We have a project using Azure Pipeline, relying on azure-pipelines.yml file at the repo's root.

When implementing a script step, it is possible to execute successive commands in the same step simply writing them on different lines:

- script: |
  ls -la
  pwd
  echo $VALUE

Yet, if we have a single command that is very long, we would like to be able to break it on several lines in the YAML file, but cannot find the corresponding syntax?

1
  • Hi @Ad N Did you try out below answer, Did it work for you? Please let me know if there is any question. Commented Dec 9, 2019 at 6:24

3 Answers 3

12

You didn't specify your agent OS so I tested on both windows-latest and ubuntu-latest. Note that the script task runs a bit differently on these 2 environments. On Windows, it uses cmd.exe.
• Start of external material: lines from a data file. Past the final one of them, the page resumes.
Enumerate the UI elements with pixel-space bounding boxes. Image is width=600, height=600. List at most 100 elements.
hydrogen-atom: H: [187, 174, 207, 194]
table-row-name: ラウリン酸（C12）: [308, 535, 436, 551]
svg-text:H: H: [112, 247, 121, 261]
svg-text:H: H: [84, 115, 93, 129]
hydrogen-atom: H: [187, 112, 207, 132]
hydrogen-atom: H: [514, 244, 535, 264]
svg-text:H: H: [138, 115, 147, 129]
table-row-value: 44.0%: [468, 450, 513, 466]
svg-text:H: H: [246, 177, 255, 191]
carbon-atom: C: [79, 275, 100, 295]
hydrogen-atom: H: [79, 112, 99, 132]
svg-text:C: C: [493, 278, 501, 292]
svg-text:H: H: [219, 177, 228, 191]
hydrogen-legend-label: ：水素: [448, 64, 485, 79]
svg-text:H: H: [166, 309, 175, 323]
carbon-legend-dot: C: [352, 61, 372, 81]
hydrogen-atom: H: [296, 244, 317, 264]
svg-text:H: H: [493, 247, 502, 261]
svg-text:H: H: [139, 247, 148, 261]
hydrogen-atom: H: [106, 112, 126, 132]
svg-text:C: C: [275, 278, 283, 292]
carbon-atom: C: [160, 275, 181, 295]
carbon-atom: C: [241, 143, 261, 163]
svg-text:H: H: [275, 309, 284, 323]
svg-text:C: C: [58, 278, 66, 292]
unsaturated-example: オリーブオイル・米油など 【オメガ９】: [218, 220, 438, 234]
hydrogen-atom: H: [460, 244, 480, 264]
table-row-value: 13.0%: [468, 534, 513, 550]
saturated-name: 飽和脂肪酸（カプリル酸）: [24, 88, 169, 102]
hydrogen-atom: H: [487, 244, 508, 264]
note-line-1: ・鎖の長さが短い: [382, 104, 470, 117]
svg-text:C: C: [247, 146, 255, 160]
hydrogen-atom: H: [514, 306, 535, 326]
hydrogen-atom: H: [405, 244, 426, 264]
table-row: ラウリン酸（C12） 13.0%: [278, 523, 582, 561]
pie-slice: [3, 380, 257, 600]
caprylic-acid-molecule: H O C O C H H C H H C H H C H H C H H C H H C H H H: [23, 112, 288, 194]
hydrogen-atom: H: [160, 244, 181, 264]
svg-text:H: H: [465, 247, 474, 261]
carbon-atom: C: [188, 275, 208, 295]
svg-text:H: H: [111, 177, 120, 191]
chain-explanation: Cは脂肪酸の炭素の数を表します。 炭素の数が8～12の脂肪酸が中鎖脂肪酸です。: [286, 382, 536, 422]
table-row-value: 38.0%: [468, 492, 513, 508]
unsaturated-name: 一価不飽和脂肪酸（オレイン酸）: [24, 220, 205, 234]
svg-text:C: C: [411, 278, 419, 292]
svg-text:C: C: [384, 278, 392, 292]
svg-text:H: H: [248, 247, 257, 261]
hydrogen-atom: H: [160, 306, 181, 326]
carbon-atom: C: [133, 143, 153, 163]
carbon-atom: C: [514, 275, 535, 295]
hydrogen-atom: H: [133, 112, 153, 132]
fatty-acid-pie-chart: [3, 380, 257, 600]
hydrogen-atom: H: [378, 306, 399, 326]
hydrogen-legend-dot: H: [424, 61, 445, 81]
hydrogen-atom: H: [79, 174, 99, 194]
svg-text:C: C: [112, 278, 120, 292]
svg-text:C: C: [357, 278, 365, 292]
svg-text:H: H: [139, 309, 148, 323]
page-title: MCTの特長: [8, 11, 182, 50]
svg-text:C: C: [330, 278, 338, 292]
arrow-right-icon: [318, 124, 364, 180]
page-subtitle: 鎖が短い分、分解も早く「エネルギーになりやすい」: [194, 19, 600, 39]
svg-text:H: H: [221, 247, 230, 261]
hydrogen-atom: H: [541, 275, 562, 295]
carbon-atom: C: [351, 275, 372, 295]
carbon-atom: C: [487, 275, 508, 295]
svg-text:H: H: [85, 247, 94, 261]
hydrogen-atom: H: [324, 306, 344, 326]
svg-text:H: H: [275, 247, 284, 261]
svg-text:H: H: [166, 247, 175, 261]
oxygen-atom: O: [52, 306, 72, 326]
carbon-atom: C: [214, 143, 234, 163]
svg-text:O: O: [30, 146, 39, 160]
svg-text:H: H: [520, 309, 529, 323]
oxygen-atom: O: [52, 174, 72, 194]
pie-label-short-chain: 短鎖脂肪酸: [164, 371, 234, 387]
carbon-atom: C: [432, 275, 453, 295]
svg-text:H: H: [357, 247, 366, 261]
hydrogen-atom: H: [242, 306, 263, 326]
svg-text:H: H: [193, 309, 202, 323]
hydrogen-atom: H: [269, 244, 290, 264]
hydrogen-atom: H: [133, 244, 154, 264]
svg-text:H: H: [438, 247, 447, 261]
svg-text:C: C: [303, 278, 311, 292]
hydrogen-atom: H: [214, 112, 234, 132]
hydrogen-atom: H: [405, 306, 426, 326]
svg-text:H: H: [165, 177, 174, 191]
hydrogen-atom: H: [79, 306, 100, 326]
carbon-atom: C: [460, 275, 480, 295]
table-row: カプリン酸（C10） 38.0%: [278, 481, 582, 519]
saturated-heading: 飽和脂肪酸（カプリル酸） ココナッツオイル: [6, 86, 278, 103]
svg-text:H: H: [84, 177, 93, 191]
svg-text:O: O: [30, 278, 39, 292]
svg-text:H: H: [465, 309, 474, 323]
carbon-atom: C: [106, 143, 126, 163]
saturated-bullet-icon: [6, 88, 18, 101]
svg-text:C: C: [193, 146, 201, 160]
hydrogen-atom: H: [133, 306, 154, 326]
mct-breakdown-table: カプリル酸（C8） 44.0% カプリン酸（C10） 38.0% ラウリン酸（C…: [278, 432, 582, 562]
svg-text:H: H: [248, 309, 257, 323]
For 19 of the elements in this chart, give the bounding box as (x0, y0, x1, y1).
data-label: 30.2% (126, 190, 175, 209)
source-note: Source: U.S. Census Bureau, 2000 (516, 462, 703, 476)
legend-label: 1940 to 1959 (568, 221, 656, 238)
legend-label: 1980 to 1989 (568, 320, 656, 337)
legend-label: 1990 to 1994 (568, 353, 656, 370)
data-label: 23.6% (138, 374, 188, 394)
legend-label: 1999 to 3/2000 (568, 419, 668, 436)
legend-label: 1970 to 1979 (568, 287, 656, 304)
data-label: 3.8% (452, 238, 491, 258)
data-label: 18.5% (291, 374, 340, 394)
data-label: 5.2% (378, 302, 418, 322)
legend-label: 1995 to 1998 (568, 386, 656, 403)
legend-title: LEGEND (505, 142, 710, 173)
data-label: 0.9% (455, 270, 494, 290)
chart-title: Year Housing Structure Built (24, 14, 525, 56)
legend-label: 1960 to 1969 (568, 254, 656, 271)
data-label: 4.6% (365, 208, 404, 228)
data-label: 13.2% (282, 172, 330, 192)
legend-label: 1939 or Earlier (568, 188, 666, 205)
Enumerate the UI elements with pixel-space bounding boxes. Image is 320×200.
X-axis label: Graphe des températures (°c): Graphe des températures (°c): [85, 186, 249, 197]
On Ubuntu, it uses bash. Therefore, you have to use the correct syntax.

On Windows:

pool:
  vmImage: 'windows-latest'

steps:
- script: |
    mkdir ^
    test ^
    -p ^
    -v

On Ubuntu:

pool:
  vmImage: 'ubuntu-latest'

steps:
- script: |
    mkdir \
    test \
    -p \
    -v

Those two files above work on my Azure DevOps.

3
  • Thank you for your response. Then we assume this syntax is actually forwarded to the underlying shell which does the interpretation. Sadly, since we heavily rely on matrix builds spanning Windows and Linux/macOS, we cannot rely on a different syntax depending on underlying agent OS.
    – Ad N
    Commented Dec 11, 2019 at 10:03
  • Is this pipe symbol needed? Why is it not simply a backslash as well?
    – jaques-sam
    Commented Jun 6 at 8:35
  • @jaques-sam As far as I know, pipe symbol | allows you to write multiple commands in one block. In Yaml, it tells that any following texts should be interpreted as multi-line scalar value (line break in yaml will be converted into \n in the final script). - YAML spec. On the other hand, the > symbol converts line breaks in yaml into spaces. So.. - script: |, here the pipe symbol is part of the yaml spec.
    – Lam Le
    Commented Jun 10 at 6:05
5

At the moment, the only way we found for to break a single command on multiple line is using YAML folded style:

- script: >
    echo
    'hello world'

It is all about replacing | with >.

Notes:

  • It is not possible to introduce extra indentation on the following lines! For example, trying to align all arguments given to a command would break the behaviour.
  • This style will replace newlines in the provided value with a simple white space. This means the script now can only contain a single command (maybe adding literal \n at the end of the line would actually introduce a linebreak in the string, but it feels backward compared to the usual approach of automatice linebreak unless an explicit continuation is added).
1
  • Hi @Ad N Since you worked it out using yaml folded style >. You can accept it as an answer. Commented Dec 16, 2019 at 10:04
0

You can use '^' to break your command line into multiple lines. Check below exmaple. Below script will output 'hello world' like a single line command echo 'hello world'

- script: |
    echo ^
    'hello ^
    world'
1
  • I was able to test just now, and as far as I can tell, the script still considers each line as an individual command, thus breaking the expected behaviour.